According to newly declassified interview notes, several detainees who had been on hunger strikes told their lawyers during visits late last month that the military had begun using harsher methods more widely in the second week of January. One Yemeni detainee, Emad Hassan, described the chair to lawyers in interviews on Jan. 24 and 25.
“The head is immobilized by a strap so it can’t be moved, their hands are cuffed to the chair and the legs are shackled,” the notes quote Mr. Hassan as saying. “They ask, ‘Are you going to eat or not?’ and if not, they insert the tube. People have been urinating and defecating on themselves in these feedings and vomiting and bleeding. They ask to be allowed to go to the bathroom, but they will not let them go. They have sometimes put diapers on them.”
Another former hunger striker, Isa al-Murbati of Bahrain, described a similar experience to his lawyer, Joshua Colangelo-Bryan, in an interview on Jan. 28.
On Jan. 10, he said, a lieutenant came to his isolation cell and told him that if he did not agree to eat solid food, he would be strapped into the chair and force-fed. After he refused to comply, he said, soldiers picked him up by the throat, threw him to the floor and strapped him to the restraint chair.
Like Mr. Hassan, Mr. Murbati said he had been fed two large bags of liquid formula, which were forced into his stomach very quickly. “He felt pain like a ‘knife in the stomach’ ” Mr. Colangelo-Bryan said.

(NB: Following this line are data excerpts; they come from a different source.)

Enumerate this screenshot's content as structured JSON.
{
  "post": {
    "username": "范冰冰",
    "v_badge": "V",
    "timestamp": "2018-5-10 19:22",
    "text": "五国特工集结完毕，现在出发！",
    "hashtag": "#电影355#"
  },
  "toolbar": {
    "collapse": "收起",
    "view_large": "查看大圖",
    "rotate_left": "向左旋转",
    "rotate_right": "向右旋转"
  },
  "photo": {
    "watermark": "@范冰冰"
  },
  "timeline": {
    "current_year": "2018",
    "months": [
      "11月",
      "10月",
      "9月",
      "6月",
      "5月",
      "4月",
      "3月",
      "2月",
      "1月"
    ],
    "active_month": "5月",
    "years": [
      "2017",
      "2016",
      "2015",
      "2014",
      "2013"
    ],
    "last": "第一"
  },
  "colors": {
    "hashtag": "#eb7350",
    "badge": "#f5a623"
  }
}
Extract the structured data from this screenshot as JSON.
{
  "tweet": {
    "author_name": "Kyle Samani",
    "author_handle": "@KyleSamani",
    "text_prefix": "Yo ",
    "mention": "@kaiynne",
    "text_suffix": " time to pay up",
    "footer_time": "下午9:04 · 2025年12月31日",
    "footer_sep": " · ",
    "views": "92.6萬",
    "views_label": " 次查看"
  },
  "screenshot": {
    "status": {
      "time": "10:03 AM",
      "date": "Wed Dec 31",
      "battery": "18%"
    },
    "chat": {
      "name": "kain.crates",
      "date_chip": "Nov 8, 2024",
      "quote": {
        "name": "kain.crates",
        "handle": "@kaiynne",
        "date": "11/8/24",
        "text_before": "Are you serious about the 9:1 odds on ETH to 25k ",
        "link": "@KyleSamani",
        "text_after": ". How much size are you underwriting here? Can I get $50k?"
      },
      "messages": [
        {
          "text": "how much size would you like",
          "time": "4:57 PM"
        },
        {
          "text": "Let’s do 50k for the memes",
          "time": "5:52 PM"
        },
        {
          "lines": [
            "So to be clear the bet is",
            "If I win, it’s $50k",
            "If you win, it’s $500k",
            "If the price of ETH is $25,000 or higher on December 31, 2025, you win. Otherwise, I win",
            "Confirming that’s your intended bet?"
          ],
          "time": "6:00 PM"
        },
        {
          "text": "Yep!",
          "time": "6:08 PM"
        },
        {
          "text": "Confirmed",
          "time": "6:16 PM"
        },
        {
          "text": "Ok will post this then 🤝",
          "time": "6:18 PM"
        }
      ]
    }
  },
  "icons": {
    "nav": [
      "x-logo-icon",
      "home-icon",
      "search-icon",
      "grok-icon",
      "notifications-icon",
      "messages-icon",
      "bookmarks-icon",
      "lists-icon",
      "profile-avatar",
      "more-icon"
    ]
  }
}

Detainees said the Guantánamo medical staff also began inserting and removing the long plastic feeding tubes that were threaded through the detainees’ nasal passages and into their stomachs at every feeding, a practice that caused sharp pain and frequent bleeding, they said. Until then, doctors there said, they had been allowing the hunger strikers to leave their feeding tubes in, to reduce discomfort.
Military spokesmen have generally discounted the complaints, saying the prisoners are for the most part terrorists, trained by Al Qaeda to use false stories as propaganda.
In a letter to a British physician and human rights activist, Dr. David J. Nicholl, on Dec. 12, the former chief medical officer at Guantánamo, Capt. John S. Edmondson of the Navy, wrote that his staff was not force-feeding any detainees but “providing nutritional supplementation on a voluntary basis to detainees who wish to protest their confinement by not taking oral nourishment.”







But they get to pick out what color their feeding tube is. True Fact TM
This is absolutely shameful and tarnished our reputation forever!
Nothing would please me more than John Yoo, Stephen Cambone, Dubya, Rummy, Condi, “Big Time” and a whole slew of others being prosecuted and found guilty by some world court, somewhere, anywhere, and sentenced to the same prisons they all defend as humanitarian. Abu Ghraib, Gitmo, Uzbehkistan, it don’t matter which one…
In England they did this to the Sufragettes who went on hunger strikes.